La situación se agrava por la presencia del fentanilo, una droga que es hasta cincuenta veces más potente que la heroína y cien veces más que la morfina. Aunque su uso es legal y está destinado a usos médicos bajo estricta supervisión, los adictos lo consumen sin control, y los vendedores lo trafican con total irresponsabilidad para aumentar sus ganancias. Sus efectos, que son inmediatos, producen sedación, problemas respiratorios y deficiencia visual, sumiendo a quienes la consumen en un estado de cansancio extremo y deterioro físico y mental.

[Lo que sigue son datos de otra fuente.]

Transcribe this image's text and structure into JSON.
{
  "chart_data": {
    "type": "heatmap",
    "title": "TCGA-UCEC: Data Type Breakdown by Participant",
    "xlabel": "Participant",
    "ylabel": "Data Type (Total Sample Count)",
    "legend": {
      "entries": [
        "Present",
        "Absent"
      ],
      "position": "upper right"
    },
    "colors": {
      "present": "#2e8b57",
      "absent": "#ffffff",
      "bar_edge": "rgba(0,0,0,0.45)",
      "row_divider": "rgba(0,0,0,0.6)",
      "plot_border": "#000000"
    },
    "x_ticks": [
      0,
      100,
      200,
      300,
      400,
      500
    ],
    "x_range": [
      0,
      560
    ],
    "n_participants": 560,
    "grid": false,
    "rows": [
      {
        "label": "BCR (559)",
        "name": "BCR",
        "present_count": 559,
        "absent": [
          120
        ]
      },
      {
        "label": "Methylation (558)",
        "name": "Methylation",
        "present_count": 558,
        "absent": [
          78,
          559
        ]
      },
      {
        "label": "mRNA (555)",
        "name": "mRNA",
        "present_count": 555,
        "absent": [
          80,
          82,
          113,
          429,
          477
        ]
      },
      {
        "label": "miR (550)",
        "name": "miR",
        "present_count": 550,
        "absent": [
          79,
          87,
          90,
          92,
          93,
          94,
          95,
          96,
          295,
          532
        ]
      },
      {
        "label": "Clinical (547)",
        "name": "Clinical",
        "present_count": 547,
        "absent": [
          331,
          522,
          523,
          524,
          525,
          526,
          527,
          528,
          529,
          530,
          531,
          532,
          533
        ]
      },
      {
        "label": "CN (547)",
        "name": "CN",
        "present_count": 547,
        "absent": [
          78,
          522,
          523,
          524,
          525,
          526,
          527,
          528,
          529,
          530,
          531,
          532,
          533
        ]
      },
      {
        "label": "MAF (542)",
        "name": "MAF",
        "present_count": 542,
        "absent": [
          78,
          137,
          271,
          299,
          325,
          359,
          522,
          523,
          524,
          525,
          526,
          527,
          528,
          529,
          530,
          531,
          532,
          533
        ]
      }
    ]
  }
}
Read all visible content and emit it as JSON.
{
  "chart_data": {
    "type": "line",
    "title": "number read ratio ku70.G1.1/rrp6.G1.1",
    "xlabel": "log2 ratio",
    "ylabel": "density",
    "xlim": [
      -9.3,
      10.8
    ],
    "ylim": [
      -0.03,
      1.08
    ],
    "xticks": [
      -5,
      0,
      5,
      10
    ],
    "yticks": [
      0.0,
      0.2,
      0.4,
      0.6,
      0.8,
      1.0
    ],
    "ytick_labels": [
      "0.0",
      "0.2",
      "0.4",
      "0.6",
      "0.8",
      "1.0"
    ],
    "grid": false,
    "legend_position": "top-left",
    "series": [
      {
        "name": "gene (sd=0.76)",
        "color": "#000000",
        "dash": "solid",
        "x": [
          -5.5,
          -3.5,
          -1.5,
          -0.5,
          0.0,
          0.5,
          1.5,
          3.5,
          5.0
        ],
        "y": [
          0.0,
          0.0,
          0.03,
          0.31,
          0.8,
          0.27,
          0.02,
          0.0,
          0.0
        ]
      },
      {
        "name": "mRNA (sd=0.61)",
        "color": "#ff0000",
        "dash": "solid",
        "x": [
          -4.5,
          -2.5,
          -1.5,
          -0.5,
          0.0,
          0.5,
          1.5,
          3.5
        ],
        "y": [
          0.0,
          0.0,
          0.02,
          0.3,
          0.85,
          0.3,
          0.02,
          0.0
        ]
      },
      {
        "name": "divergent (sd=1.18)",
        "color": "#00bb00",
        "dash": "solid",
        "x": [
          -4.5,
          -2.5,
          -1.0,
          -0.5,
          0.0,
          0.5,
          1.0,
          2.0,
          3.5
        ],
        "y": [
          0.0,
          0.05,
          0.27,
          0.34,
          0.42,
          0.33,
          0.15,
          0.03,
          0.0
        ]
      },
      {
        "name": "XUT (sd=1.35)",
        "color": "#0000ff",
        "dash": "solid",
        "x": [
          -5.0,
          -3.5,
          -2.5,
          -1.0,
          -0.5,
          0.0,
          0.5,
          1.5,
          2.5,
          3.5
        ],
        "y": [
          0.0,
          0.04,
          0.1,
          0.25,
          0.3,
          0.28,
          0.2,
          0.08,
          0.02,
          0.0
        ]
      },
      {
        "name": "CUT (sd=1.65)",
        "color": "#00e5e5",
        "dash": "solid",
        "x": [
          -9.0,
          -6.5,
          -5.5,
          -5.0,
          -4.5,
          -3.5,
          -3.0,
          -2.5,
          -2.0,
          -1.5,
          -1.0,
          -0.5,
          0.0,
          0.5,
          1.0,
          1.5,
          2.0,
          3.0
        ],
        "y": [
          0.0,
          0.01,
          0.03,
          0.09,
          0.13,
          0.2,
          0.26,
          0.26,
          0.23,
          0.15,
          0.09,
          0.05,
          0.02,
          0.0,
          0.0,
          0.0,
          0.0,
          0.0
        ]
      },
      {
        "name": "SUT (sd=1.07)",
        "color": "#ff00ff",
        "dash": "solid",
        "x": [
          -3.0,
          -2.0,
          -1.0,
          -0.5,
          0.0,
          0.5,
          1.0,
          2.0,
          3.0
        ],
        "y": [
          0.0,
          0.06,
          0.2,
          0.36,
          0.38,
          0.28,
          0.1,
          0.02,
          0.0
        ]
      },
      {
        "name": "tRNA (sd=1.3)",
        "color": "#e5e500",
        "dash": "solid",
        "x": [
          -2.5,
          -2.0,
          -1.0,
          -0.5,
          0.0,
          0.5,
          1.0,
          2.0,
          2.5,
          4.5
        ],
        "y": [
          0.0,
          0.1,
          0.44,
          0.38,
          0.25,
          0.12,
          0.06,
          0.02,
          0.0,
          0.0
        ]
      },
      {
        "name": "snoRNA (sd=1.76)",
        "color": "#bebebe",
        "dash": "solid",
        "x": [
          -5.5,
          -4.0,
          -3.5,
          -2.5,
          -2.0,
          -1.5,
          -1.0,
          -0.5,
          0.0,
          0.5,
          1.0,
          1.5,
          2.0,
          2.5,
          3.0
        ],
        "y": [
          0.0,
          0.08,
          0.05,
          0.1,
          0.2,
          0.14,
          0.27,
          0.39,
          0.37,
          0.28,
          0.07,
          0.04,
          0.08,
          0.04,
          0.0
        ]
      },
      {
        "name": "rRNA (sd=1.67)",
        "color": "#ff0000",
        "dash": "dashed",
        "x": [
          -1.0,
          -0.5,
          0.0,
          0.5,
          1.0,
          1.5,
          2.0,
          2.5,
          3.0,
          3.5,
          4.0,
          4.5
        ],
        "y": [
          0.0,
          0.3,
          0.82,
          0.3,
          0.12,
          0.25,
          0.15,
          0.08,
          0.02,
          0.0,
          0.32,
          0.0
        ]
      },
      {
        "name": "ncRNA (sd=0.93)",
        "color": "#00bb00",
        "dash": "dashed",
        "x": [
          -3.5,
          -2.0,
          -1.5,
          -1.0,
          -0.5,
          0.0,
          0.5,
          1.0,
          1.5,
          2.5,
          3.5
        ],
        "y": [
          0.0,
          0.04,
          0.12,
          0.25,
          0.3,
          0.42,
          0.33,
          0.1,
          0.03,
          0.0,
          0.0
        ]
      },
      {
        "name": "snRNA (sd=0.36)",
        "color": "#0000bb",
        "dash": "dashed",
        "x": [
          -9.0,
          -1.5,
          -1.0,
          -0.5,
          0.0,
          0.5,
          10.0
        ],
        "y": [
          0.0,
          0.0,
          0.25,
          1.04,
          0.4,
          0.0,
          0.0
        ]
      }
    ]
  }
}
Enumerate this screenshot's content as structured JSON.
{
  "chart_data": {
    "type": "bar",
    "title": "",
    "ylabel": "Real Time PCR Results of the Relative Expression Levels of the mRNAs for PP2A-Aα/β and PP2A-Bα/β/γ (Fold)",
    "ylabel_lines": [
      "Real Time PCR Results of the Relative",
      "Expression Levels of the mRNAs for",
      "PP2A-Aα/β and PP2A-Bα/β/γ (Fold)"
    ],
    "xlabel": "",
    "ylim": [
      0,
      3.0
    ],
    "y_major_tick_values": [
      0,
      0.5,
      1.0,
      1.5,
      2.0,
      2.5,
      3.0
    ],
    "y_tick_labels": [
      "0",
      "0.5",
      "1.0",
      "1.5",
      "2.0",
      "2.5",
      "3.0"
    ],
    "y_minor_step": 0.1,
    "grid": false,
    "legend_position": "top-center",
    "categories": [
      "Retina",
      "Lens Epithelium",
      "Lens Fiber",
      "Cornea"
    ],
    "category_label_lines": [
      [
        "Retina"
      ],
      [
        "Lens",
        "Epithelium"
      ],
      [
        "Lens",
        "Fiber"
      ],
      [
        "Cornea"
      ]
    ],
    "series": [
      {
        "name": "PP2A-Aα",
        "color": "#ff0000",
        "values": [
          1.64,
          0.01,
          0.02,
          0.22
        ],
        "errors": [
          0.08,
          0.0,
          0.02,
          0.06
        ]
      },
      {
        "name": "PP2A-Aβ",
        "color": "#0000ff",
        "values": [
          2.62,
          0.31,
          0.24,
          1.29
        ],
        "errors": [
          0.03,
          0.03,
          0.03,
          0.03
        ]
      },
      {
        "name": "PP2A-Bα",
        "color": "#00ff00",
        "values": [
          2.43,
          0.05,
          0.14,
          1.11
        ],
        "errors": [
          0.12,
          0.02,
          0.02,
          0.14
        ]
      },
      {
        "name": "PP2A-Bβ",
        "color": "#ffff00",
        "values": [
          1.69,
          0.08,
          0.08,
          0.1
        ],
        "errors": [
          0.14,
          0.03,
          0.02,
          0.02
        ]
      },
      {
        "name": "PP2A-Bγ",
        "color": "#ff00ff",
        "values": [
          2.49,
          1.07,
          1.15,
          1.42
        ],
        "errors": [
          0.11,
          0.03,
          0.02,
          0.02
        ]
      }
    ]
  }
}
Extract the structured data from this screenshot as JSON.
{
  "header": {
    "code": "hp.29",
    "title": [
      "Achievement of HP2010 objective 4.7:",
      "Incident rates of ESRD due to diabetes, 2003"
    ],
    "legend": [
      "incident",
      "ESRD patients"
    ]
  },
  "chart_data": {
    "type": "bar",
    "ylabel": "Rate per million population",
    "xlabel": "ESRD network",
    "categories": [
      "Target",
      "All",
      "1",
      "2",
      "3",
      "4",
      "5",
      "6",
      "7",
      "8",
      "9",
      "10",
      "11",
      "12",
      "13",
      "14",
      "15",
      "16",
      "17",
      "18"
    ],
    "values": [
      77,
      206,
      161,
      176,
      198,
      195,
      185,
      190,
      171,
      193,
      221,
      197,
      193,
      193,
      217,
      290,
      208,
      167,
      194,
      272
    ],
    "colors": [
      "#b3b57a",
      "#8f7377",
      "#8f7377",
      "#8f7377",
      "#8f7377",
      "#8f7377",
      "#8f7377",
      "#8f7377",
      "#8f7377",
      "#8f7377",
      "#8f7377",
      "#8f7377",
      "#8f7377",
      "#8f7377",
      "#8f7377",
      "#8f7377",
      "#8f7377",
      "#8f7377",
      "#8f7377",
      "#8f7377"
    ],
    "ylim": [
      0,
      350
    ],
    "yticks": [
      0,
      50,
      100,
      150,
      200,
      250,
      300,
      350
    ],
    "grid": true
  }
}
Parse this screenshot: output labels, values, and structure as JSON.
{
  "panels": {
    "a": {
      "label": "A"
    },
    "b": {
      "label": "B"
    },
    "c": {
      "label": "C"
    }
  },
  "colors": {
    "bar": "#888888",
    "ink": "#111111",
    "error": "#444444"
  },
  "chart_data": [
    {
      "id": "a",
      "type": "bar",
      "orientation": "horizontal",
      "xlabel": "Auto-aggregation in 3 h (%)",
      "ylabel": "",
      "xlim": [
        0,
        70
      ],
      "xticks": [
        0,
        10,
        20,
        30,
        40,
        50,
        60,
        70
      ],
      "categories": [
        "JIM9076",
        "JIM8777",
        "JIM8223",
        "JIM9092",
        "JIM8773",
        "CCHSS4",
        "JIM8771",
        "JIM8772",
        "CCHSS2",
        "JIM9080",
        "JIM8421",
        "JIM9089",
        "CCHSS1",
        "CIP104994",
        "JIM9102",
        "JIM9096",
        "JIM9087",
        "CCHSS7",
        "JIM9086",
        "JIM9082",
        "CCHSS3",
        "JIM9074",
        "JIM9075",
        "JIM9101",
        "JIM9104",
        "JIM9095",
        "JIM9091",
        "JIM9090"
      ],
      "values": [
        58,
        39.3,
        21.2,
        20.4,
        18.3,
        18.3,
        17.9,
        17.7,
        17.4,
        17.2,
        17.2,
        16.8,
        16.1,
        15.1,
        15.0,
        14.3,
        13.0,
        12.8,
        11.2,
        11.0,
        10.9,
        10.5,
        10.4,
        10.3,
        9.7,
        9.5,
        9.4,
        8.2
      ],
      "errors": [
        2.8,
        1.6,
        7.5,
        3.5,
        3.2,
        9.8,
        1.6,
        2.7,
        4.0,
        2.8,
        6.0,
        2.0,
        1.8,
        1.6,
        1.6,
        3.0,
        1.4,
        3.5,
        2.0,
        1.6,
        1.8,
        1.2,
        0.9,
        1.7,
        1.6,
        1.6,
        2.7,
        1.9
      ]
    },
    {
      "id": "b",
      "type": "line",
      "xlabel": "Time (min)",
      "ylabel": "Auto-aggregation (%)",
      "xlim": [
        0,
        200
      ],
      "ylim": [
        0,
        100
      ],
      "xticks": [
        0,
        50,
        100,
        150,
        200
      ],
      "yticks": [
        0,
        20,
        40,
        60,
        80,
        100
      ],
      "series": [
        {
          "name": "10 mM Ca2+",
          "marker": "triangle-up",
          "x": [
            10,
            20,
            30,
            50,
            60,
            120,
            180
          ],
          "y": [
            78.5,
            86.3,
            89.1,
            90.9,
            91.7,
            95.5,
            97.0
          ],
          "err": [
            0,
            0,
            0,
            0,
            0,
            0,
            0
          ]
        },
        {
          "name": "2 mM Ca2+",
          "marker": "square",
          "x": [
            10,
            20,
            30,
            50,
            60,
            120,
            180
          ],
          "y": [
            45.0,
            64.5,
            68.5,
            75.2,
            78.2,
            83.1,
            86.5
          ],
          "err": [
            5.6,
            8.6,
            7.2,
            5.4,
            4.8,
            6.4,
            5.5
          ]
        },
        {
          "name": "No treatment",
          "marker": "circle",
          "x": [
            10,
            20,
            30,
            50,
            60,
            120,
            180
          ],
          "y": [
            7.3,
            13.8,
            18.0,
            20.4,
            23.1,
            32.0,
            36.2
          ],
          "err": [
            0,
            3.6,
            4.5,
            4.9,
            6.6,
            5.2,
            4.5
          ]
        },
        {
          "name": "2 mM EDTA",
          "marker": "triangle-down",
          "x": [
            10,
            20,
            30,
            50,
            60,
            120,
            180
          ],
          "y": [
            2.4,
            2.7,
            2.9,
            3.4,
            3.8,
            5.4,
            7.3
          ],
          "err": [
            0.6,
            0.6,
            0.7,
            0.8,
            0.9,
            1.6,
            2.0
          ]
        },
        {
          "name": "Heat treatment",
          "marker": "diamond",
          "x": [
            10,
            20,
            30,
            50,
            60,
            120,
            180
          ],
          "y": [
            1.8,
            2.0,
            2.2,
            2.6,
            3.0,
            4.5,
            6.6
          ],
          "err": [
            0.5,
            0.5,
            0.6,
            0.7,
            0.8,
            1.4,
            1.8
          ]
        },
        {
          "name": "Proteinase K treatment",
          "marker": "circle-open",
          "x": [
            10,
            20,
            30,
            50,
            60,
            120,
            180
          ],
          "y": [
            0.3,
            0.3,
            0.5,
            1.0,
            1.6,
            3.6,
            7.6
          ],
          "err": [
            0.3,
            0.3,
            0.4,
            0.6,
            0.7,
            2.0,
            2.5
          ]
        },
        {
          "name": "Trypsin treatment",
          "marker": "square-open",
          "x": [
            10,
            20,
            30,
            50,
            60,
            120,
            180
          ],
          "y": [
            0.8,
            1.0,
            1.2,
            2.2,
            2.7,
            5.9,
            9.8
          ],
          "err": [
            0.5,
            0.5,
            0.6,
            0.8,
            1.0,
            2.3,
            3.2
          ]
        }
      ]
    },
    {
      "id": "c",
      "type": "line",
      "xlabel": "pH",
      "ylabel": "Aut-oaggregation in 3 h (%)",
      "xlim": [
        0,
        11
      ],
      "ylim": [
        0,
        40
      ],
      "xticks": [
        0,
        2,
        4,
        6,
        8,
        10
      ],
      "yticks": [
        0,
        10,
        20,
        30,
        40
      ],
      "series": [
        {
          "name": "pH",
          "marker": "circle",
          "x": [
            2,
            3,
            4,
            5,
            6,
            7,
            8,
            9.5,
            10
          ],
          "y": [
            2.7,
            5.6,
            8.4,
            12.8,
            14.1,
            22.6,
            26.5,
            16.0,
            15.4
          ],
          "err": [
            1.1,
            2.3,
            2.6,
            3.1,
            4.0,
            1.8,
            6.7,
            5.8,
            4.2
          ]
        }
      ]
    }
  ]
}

En muchas ocasiones ha presentado denuncias y se ha unido a sus vecinos, quizás para que algunos de sus reclamos resuenen en las autoridades responsables encargadas de controlar esta situación. Pero la realidad es que existe una permisividad inaceptable hacia la crisis que agobia a este distrito, y las mismas autoridades actúan de manera conveniente, echo que intensifica el sentido de abandono. La dura realidad muestra que la tragedia en Kensington no es solo una crisis de drogas, sino también una crisis de justicia social que afecta a las comunidades más vulnerables.


Son las 10 de la noche, momento en que por la mente de Camilo camina la idea de escapar, que es borrada rápidamente, quizás por la misma mística que tiene este lugar. “Es como estar preso con todas las libertades”, similar a una inmersión dentro de la misma Matrix. Surgir cuando se está solo no es fácil, como muchos creen, y el costo de la vida, en comparación con el resto de Estados Unidos, se siente como un regalo. Claro que ahora sabe lo que se debe pagar, que es casi como vender el alma. La fortuna siempre está de su parte; la muerte le respira, muchas veces la ve trabajando, pero nunca ha tocado a su puerta.

La realidad que ve es clara: no importa cómo, pero jamás será una opción para él, escapar de lo que sea mediante las drogas. Espera que, tal como menciona Dante, la senda que lleve al cielo empiece aquí en el infierno. Quizás sin saberlo, estar allí sea su redención y la de todos los que lo acompañan.